Sat, 20 Mar 2004

Parties violate ad rules

Moch. N. Kurniawan and Kurniawan Hari, The Jakarta Post, Jakarta

The Institute for the Studies on Free Flow of Information (ISAI) reported on Thursday to the Election Supervisory Committee (Panwaslu) 39 violations allegedly committed by political parties in broadcast media advertisements between March 11 and March 15.

Agus Sudibyo, an ISAI researcher, said 26 violations were due to advertisements exceeding the maximum duration of 30 seconds.

Golkar, the National Mandate Party (PAN) and the Concern for the Nation Functional Party (PKPB) had breached the ruling, he said at a news conference.

The remaining 13 violations comprised ads exceeding the maximum 10 placements per party per day and were reportedly committed by the Indonesian Democratic Party for Struggle (PDI-P) and the PKPB, he added.

The parties had allegedly violated Article 20 (1) of the joint instruction of the General Elections Commission (KPU) and the Indonesian Broadcasting Commission (KPI).

Yet there is no ruling to disqualify political parties that violate the rules regarding advertisements.

Garin Nugroho of the Media Coalition for the Elections said his team would send a letter to the concerned political parties and television stations to advise them stop violating advertisement rulings.
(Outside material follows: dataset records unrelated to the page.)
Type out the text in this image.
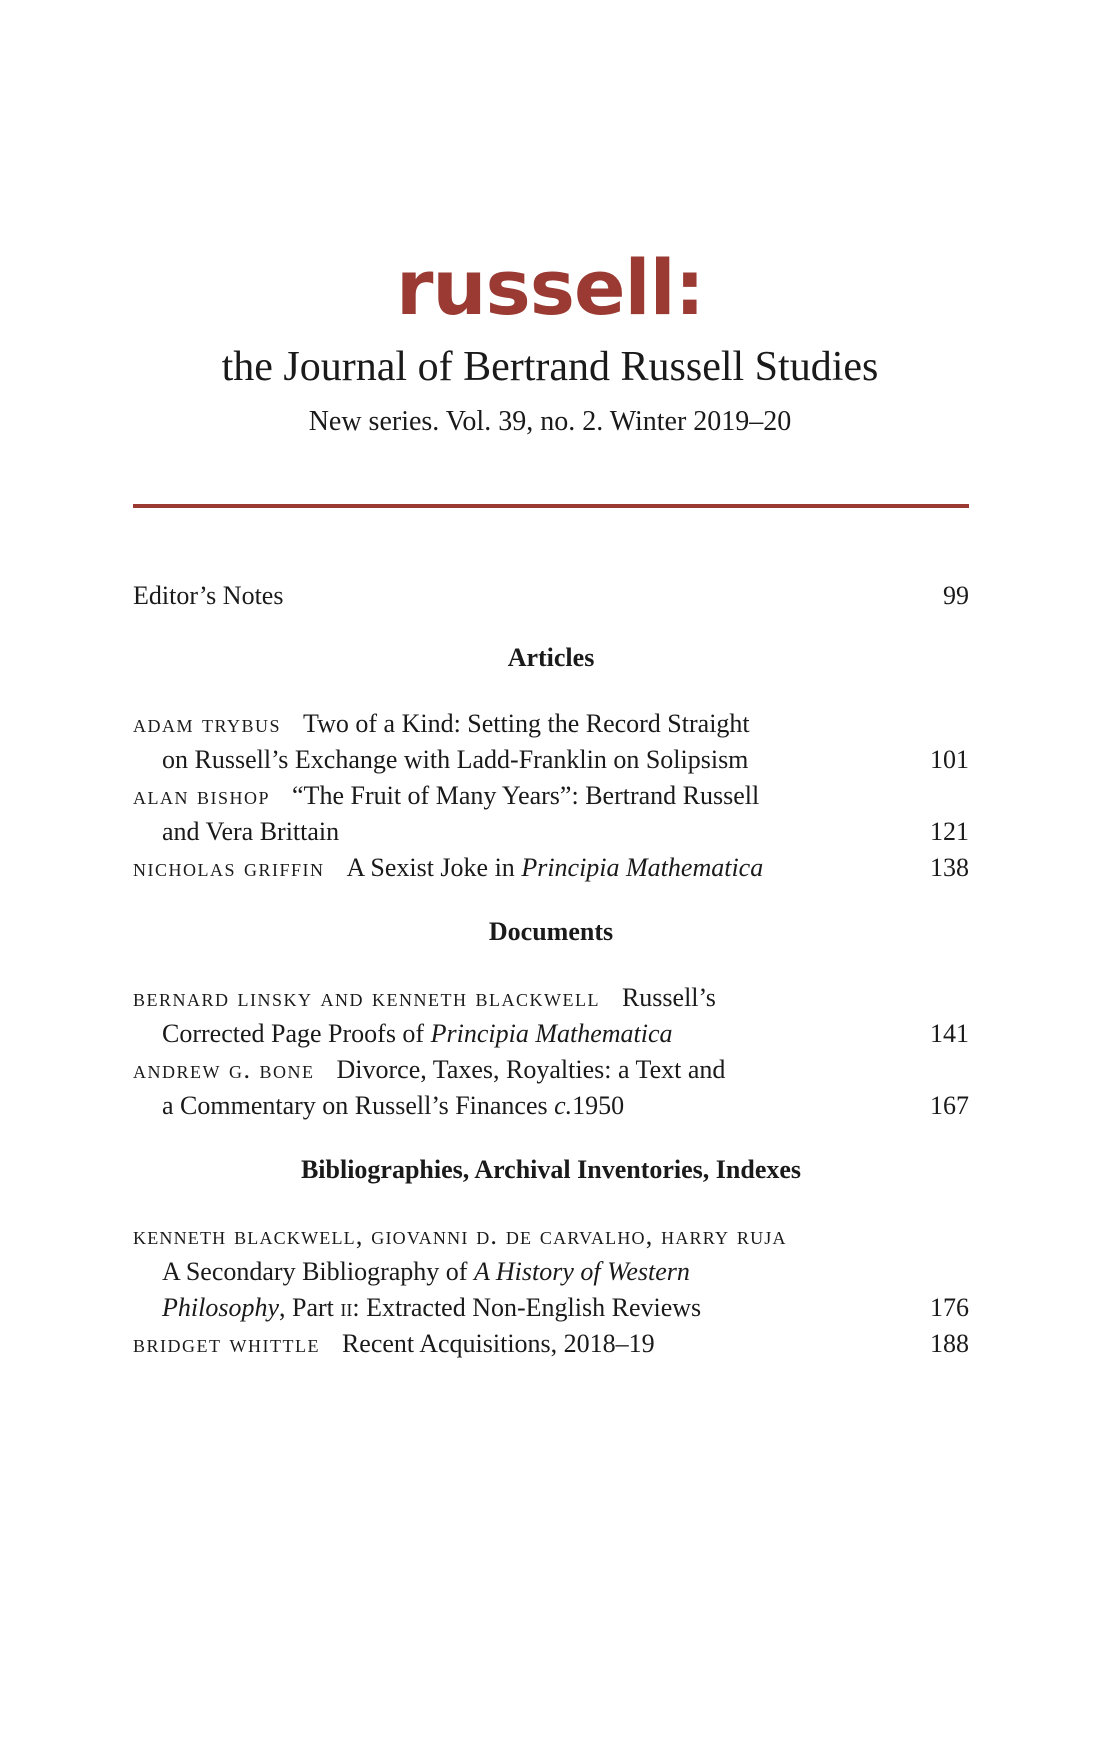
russell:
the Journal of Bertrand Russell Studies
New series. Vol. 39, no. 2. Winter 2019–20
Editor’s Notes	99
Articles
adam trybus Two of a Kind: Setting the Record Straight
on Russell’s Exchange with Ladd-Franklin on Solipsism	101
alan bishop “The Fruit of Many Years”: Bertrand Russell
and Vera Brittain	121
nicholas griffin A Sexist Joke in Principia Mathematica	138
Documents
bernard linsky and kenneth blackwell Russell’s
Corrected Page Proofs of Principia Mathematica	141
andrew g. bone Divorce, Taxes, Royalties: a Text and
a Commentary on Russell’s Finances c.1950	167
Bibliographies, Archival Inventories, Indexes
kenneth blackwell, giovanni d. de carvalho, harry ruja
A Secondary Bibliography of A History of Western
Philosophy, Part ii: Extracted Non-English Reviews	176
bridget whittle Recent Acquisitions, 2018–19	188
Separately, Indonesian Corruption Watch (ICW) deputy coordinator Lucky Djani alleged that Prabowo Subianto, a Golkar presidential candidate hopeful, had also violated the ruling on the maximum duration of advertisements.

Prabowo's ad apparently runs for about two-and-a-half minutes, well over the 30 second maximum.

Prabowo's ad was aired on RCTI, SCTV and Indosiar television stations, he said.

Political parties' radio campaigns have not been monitored. Radio ads are not to be more than 60 seconds in duration.

Lucky added that the PDI-P, led by President Megawati Soekarnoputri, had spent the most money on campaigning in print and broadcast media in the first week of the campaign period from March 11 to 17.

He said the PDI-P had spent Rp 1.89 billion (US$225,000) on campaigning in newspapers, radio and television. Golkar and PAN had spend the next most with Rp 644 million and Rp 437.9 million respectively.

Lucky said the figures were estimated based on price lists in the mass media.

The data was compiled from national newspapers, regional media, radio stations and television stations in Lampung, Jakarta, Surabaya (East Java), Samarinda (East Kalimantan), Mataram (West Nusa Tenggara) and Makassar (South Sulawesi).